Comment 3 James Jeffers 2021-07-29 16:02:05 UTC
Created redmine issue https://projects.theforeman.org/issues/33183 from this bug

Comment 4 Peter Vreman 2021-08-09 08:55:00 UTC
James,

The problem is that 'script' does not work nice togeher with nohup (or any other standard shell backgrounding from shell) because 'script' changes the 'setsid' and detaches from the parent process when going in the background, then the 'nohup' does not have a sub process to follow anymore

The PR https://github.com/theforeman/foreman_maintain/pull/513 is sadly implemented only half implement the proposed patch.

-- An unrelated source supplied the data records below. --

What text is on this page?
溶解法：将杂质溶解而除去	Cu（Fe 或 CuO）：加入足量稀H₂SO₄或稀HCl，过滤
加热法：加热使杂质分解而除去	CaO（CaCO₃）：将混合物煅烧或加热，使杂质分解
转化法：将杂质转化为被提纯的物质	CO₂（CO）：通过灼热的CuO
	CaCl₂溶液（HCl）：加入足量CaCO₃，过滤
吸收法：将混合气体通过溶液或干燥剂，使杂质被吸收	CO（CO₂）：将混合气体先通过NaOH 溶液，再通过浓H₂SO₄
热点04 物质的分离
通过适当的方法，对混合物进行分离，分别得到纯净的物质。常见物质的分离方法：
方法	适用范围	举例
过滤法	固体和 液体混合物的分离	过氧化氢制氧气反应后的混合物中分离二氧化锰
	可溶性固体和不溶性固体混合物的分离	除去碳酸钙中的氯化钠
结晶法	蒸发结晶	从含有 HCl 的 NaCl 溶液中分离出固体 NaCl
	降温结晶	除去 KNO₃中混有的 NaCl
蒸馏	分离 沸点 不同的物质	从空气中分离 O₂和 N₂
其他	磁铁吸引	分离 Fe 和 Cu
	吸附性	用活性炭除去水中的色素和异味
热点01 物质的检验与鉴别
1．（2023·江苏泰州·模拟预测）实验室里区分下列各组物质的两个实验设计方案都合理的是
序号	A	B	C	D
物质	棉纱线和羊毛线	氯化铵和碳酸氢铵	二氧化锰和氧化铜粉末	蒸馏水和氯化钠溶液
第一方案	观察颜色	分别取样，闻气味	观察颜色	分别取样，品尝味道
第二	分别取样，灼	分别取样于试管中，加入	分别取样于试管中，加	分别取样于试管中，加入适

It missing the important part to replace 'script' with standard 'bash' And because 'bash' does not log to files the 'tee' was needed.



Peter

Comment 6 Bryan Kearney 2021-08-25 20:04:50 UTC
Upstream bug assigned to apatel

Comment 7 Bryan Kearney 2021-08-25 20:04:52 UTC
Upstream bug assigned to apatel

Comment 8 Bryan Kearney 2021-09-01 20:05:02 UTC
Moving this bug to POST for triage into Satellite since the upstream issue https://projects.theforeman.org/issues/33183 has been resolved.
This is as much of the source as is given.